ザクセン州では、Smart Systems Hub Dresdenとザクセン州のキャンペーン “So geht sächsisch” (簡単に訳すと「これがザクセン州でのやり方だ」)を通してワンデルボットを支援してきた。このキャンペーンでは、ザクセン州を産業の中心・デジタル化の先駆者としてプロモーションするためにライプツィヒ発のSpinLabのEric Weber氏など革新的なベンチャーなどを宣伝してきた。
「我が州は、資金援助制度など、起業に最適な環境が整っております。伝統、ミッテルスタンド(中小企業)の存在感、研究におけるリーダーシップ、起業の盛り上がりが深く浸透した産業の影響で、この地域ではまたも新しい才能が生まれています」とKretschmer氏は言う。ザクセン州に価値創造者を呼び込むためにベンチャーと産業を結びつける取り組みも行なわれると付け加えた。
州都ドレスデンでも若い起業家に対する支援が行なわれている。テキサスのメディアに対し、ドレスデン市の経済開発部長Robert Frank博士は
「ドレスデンはIoT基礎技術の中心地です。ヨーロッパ中を見ても半導体・ソフトウェア・通信の分野でこれほどのノウハウを持っている地域はありません。新しい製品や技術が躍進できるよう、我々は市として革新的なプロジェクトやベンチャーに資金的援助を行なっております。自動化技術で生産行為のデジタル化を進め、将来的にヒトと機械が協力して仕事ができるようになるということを示したワンデルボットも、このように支援してきました」と話す。

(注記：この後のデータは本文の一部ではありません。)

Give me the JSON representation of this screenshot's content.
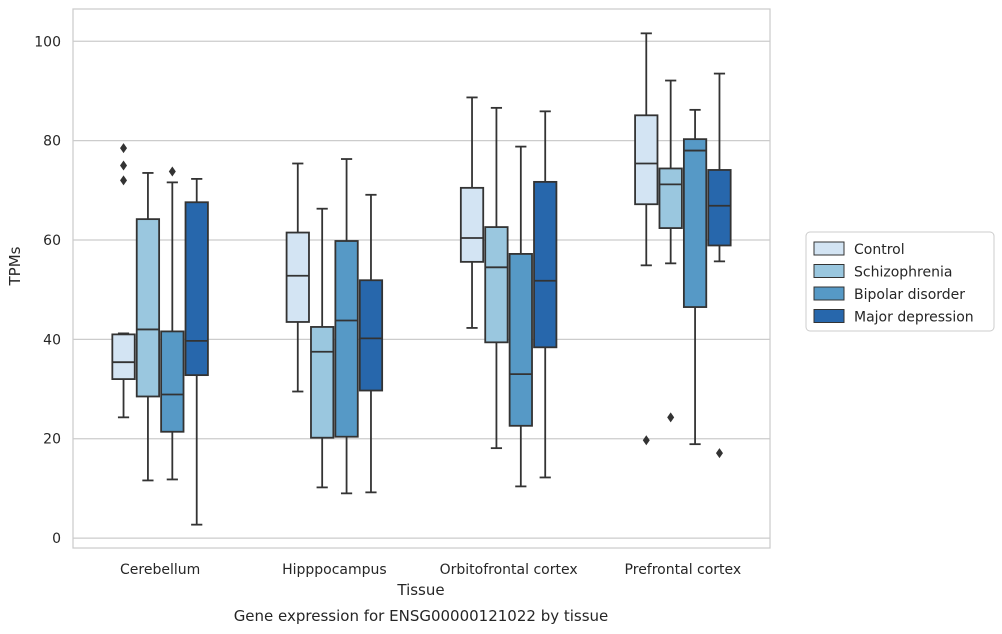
{
  "chart_data": {
    "type": "boxplot",
    "title": "",
    "caption": "Gene expression for ENSG00000121022 by tissue",
    "xlabel": "Tissue",
    "ylabel": "TPMs",
    "ylim": [
      -2,
      106.5
    ],
    "yticks": [
      0,
      20,
      40,
      60,
      80,
      100
    ],
    "grid": "horizontal",
    "legend_placement": "right",
    "categories": [
      "Cerebellum",
      "Hipppocampus",
      "Orbitofrontal cortex",
      "Prefrontal cortex"
    ],
    "series": [
      {
        "name": "Control",
        "color": "#d3e4f3",
        "boxes": [
          {
            "whisker_low": 24.3,
            "q1": 32.0,
            "median": 35.4,
            "q3": 41.0,
            "whisker_high": 41.2,
            "outliers": [
              72.0,
              75.0,
              78.5
            ]
          },
          {
            "whisker_low": 29.5,
            "q1": 43.5,
            "median": 52.8,
            "q3": 61.5,
            "whisker_high": 75.4,
            "outliers": []
          },
          {
            "whisker_low": 42.3,
            "q1": 55.6,
            "median": 60.4,
            "q3": 70.5,
            "whisker_high": 88.7,
            "outliers": []
          },
          {
            "whisker_low": 54.9,
            "q1": 67.2,
            "median": 75.4,
            "q3": 85.1,
            "whisker_high": 101.6,
            "outliers": [
              19.7
            ]
          }
        ]
      },
      {
        "name": "Schizophrenia",
        "color": "#9ac7df",
        "boxes": [
          {
            "whisker_low": 11.6,
            "q1": 28.5,
            "median": 42.0,
            "q3": 64.2,
            "whisker_high": 73.5,
            "outliers": []
          },
          {
            "whisker_low": 10.2,
            "q1": 20.2,
            "median": 37.5,
            "q3": 42.5,
            "whisker_high": 66.3,
            "outliers": []
          },
          {
            "whisker_low": 18.1,
            "q1": 39.4,
            "median": 54.5,
            "q3": 62.6,
            "whisker_high": 86.6,
            "outliers": []
          },
          {
            "whisker_low": 55.3,
            "q1": 62.4,
            "median": 71.2,
            "q3": 74.4,
            "whisker_high": 92.1,
            "outliers": [
              24.3
            ]
          }
        ]
      },
      {
        "name": "Bipolar disorder",
        "color": "#5699c6",
        "boxes": [
          {
            "whisker_low": 11.8,
            "q1": 21.4,
            "median": 28.9,
            "q3": 41.6,
            "whisker_high": 71.6,
            "outliers": [
              73.8
            ]
          },
          {
            "whisker_low": 9.0,
            "q1": 20.4,
            "median": 43.8,
            "q3": 59.8,
            "whisker_high": 76.3,
            "outliers": []
          },
          {
            "whisker_low": 10.4,
            "q1": 22.6,
            "median": 33.0,
            "q3": 57.2,
            "whisker_high": 78.8,
            "outliers": []
          },
          {
            "whisker_low": 18.9,
            "q1": 46.5,
            "median": 78.0,
            "q3": 80.3,
            "whisker_high": 86.2,
            "outliers": []
          }
        ]
      },
      {
        "name": "Major depression",
        "color": "#2767ac",
        "boxes": [
          {
            "whisker_low": 2.7,
            "q1": 32.8,
            "median": 39.7,
            "q3": 67.6,
            "whisker_high": 72.3,
            "outliers": []
          },
          {
            "whisker_low": 9.2,
            "q1": 29.7,
            "median": 40.2,
            "q3": 51.9,
            "whisker_high": 69.1,
            "outliers": []
          },
          {
            "whisker_low": 12.2,
            "q1": 38.4,
            "median": 51.8,
            "q3": 71.7,
            "whisker_high": 85.9,
            "outliers": []
          },
          {
            "whisker_low": 55.7,
            "q1": 58.9,
            "median": 66.9,
            "q3": 74.1,
            "whisker_high": 93.5,
            "outliers": [
              17.1
            ]
          }
        ]
      }
    ]
  }
}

ワンデルボットはさまざまなセンサーやアクチュエータを装備したスマート・衣服を用いて産業ロボットを素早くプログラミングすることを可能にする製品を開発している。センサーで人間の動作をリアルタイムで捉え、アクチュエータで触覚的にフィードバックする。そして得られた
センサーデータはソフトウェアに送信され、そのデータをもとにロボットを制御するのである。Piechnick氏は
「真似をさせることでロボットに明確に定められたタスクを教え込むことができるのです」
と説明する。
バックグラウンドで動作しているソフトで複数回にわたる訓練でのデータを用いて自動化プロセスを生成することができ、またそのロボットは人間の共同作業者の個々の要求に独自に適応できると氏は付け加えた。